Diabetes spending threatens to bankrupt the NHS

Diabetes spending threatens to  bankrupt the NHS A 'public health disaster'

NHS spending on diabetes will increase to £16.9 billion by 2035, representing more than a sixth of its entire budget, a new report has warned.

Currently, the NHS spends £9.8 billion a year on directly treating the 3.8 million people living with diabetes in the UK. But by 2035, a report by the York Health Economic Consortium estimates there will be 6.25 million people with diabetes, costing the NHS around £16.9 billion.

However, nearly 80 per cent of NHS diabetes spending goes on treating complications of the disease, such as kidney failure, nerve damage and amputations, many of which are preventable, the report stated.

The Impact Diabetes report, published in the journal Diabetic Medicine, also looked at the indirect costs of diabetes, such as those related to increased death and illness, the loss of income from stopping work and the need for informal care.

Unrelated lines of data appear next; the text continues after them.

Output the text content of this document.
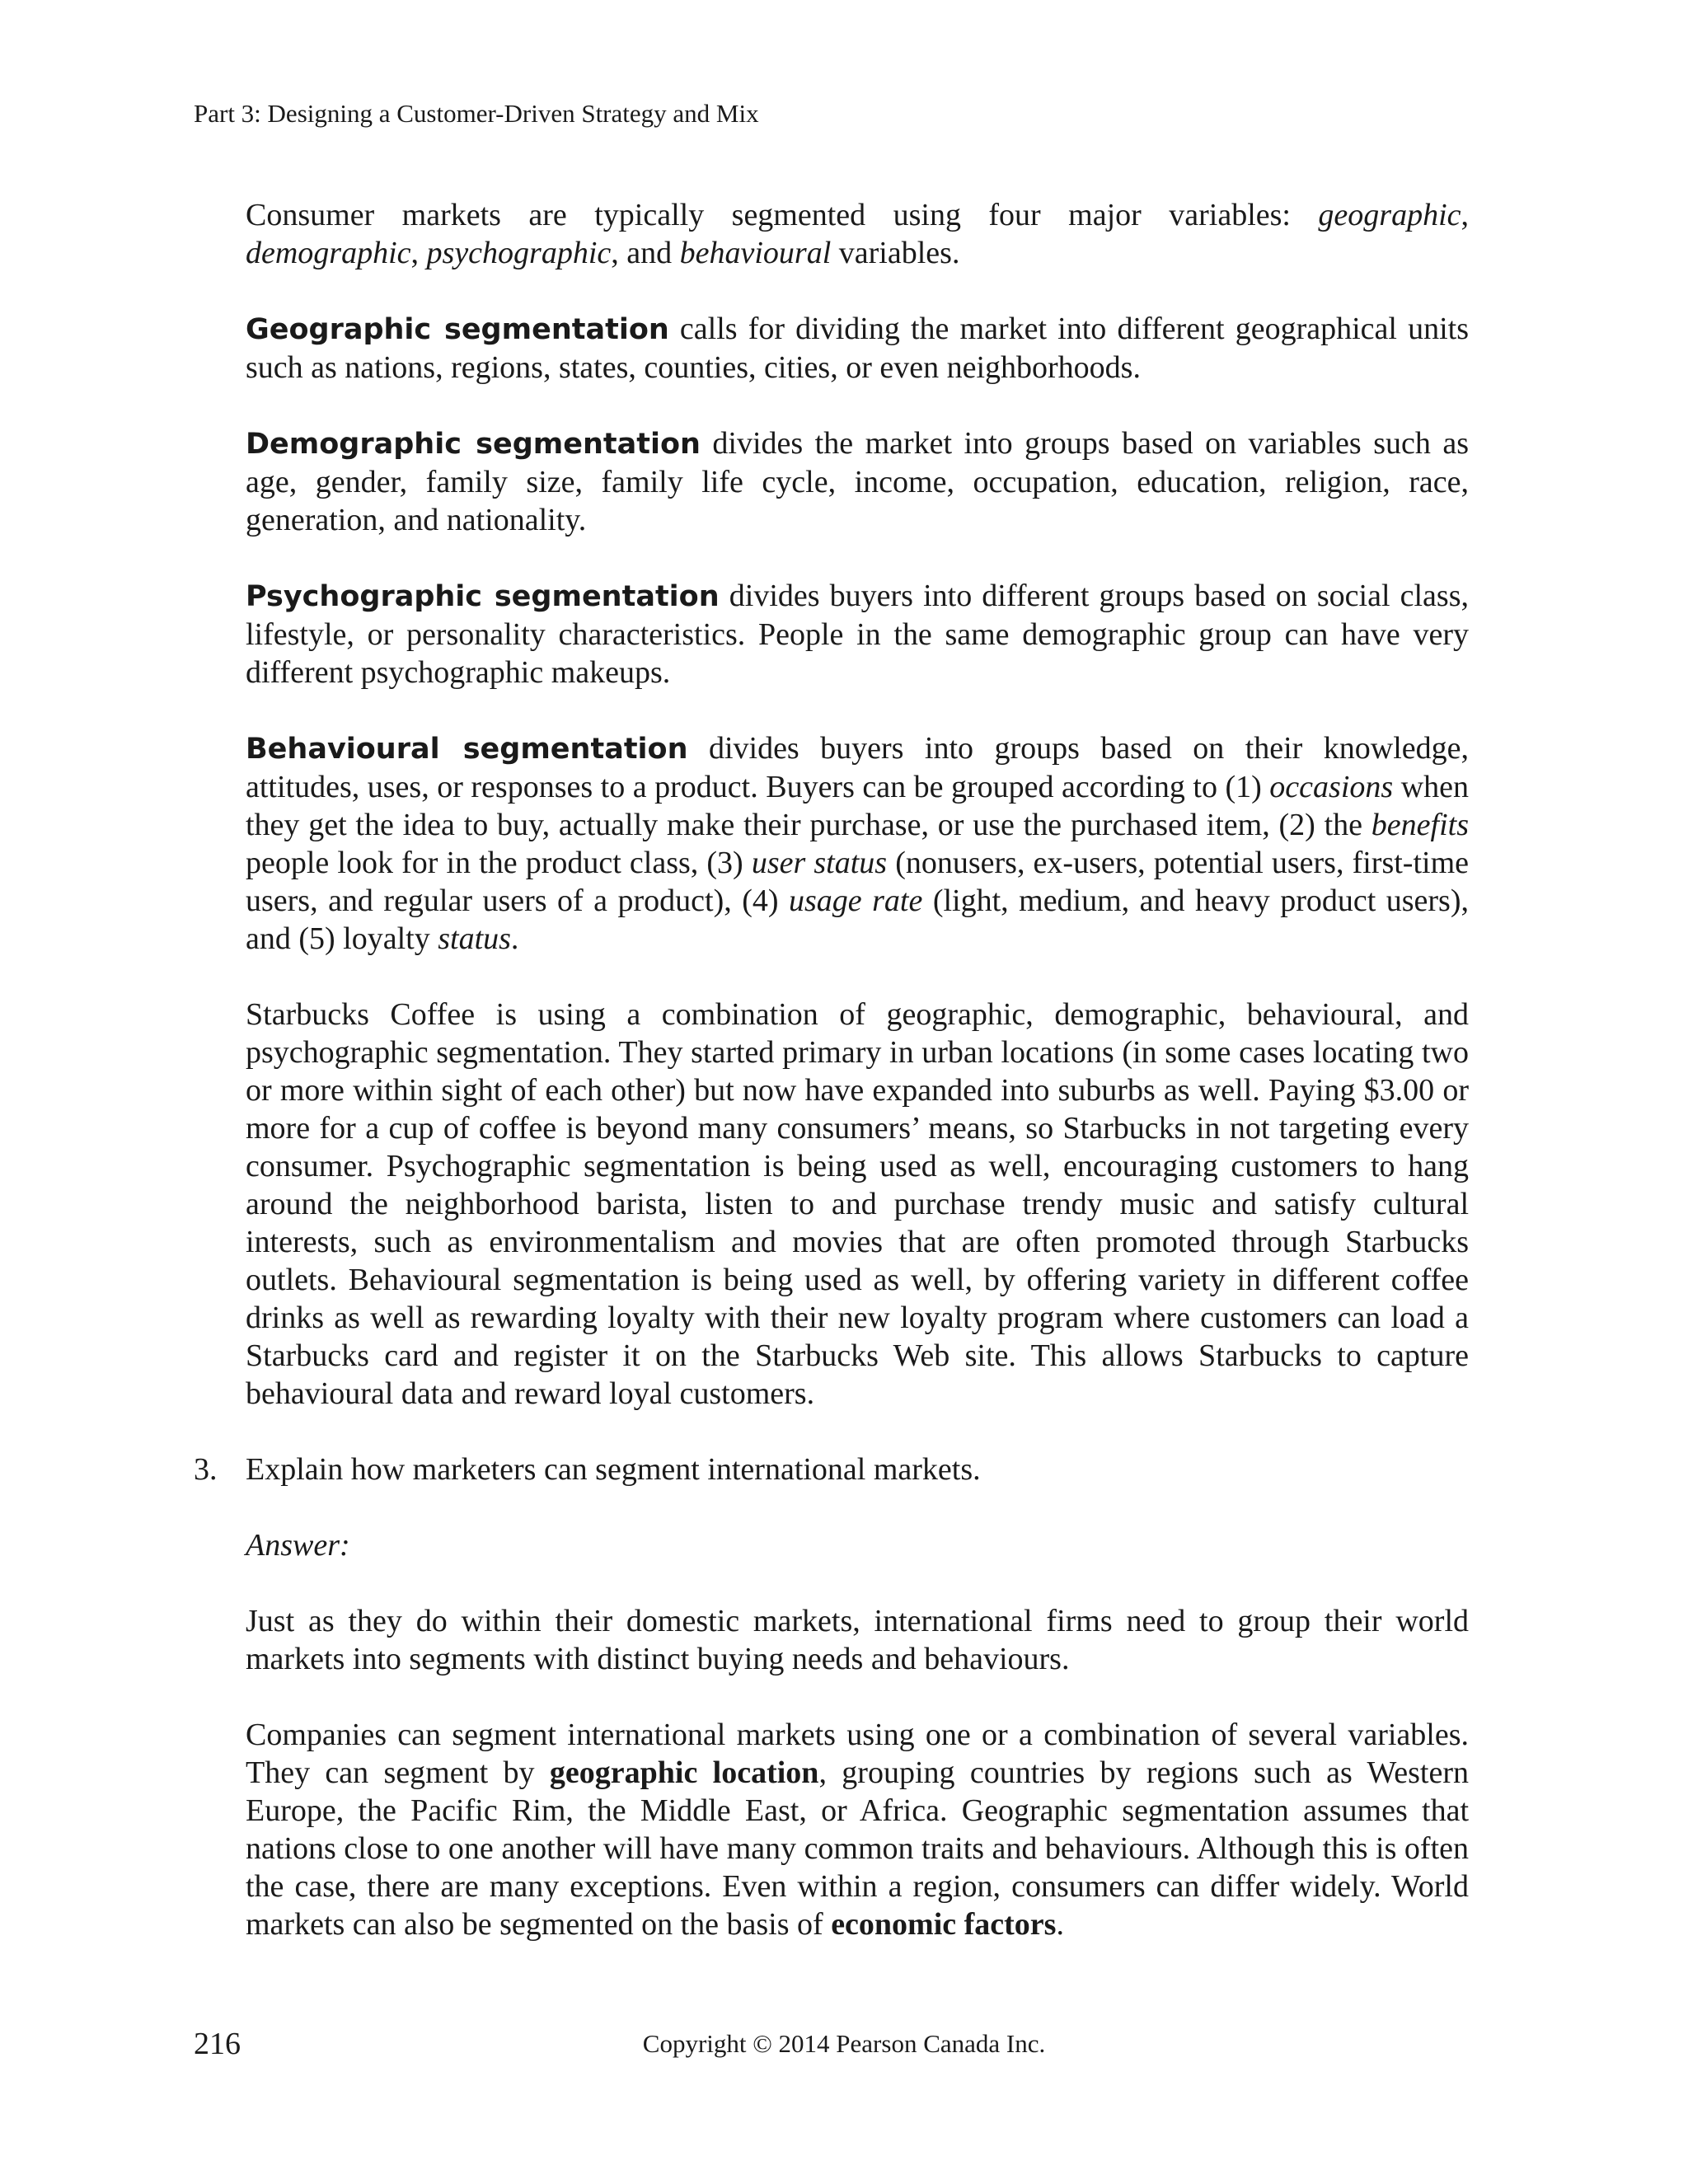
Part 3: Designing a Customer-Driven Strategy and Mix

Consumer markets are typically segmented using four major variables: geographic, demographic, psychographic, and behavioural variables.

Geographic segmentation calls for dividing the market into different geographical units such as nations, regions, states, counties, cities, or even neighborhoods.

Demographic segmentation divides the market into groups based on variables such as age, gender, family size, family life cycle, income, occupation, education, religion, race, generation, and nationality.

Psychographic segmentation divides buyers into different groups based on social class, lifestyle, or personality characteristics. People in the same demographic group can have very different psychographic makeups.

Behavioural segmentation divides buyers into groups based on their knowledge, attitudes, uses, or responses to a product. Buyers can be grouped according to (1) occasions when they get the idea to buy, actually make their purchase, or use the purchased item, (2) the benefits people look for in the product class, (3) user status (nonusers, ex-users, potential users, first-time users, and regular users of a product), (4) usage rate (light, medium, and heavy product users), and (5) loyalty status.

Starbucks Coffee is using a combination of geographic, demographic, behavioural, and psychographic segmentation. They started primary in urban locations (in some cases locating two or more within sight of each other) but now have expanded into suburbs as well. Paying $3.00 or more for a cup of coffee is beyond many consumers’ means, so Starbucks in not targeting every consumer. Psychographic segmentation is being used as well, encouraging customers to hang around the neighborhood barista, listen to and purchase trendy music and satisfy cultural interests, such as environmentalism and movies that are often promoted through Starbucks outlets. Behavioural segmentation is being used as well, by offering variety in different coffee drinks as well as rewarding loyalty with their new loyalty program where customers can load a Starbucks card and register it on the Starbucks Web site. This allows Starbucks to capture behavioural data and reward loyal customers.

3. Explain how marketers can segment international markets.

Answer:

Just as they do within their domestic markets, international firms need to group their world markets into segments with distinct buying needs and behaviours.

Companies can segment international markets using one or a combination of several variables. They can segment by geographic location, grouping countries by regions such as Western Europe, the Pacific Rim, the Middle East, or Africa. Geographic segmentation assumes that nations close to one another will have many common traits and behaviours. Although this is often the case, there are many exceptions. Even within a region, consumers can differ widely. World markets can also be segmented on the basis of economic factors.

216	Copyright © 2014 Pearson Canada Inc.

According to the report, the total cost associated with diabetes in the UK now stands at £23.7 billion, but predicted that this figure will rise to £39.8 billion by 2035.

Investing in services to help people manage the condition and reduce the risk of complications would help reduce costs, said the authors.

Barbara Young, chief executive of Diabetes UK, said: "This report shows that without urgent action, the already huge sums of money being spent on treating diabetes will rise to unsustainable levels that threaten to bankrupt the NHS.

"But the most shocking part of this report is the finding that almost four fifths of NHS diabetes spending goes on treating complications that in many cases could have been prevented.

"The failure to do more to prevent these complications is both a tragedy for the people involved and a damning indictment of the failure to implement the clear and recommended solutions.

"Unless the Government and the NHS start to show real leadership on this issue, this unfolding public health disaster will only get worse."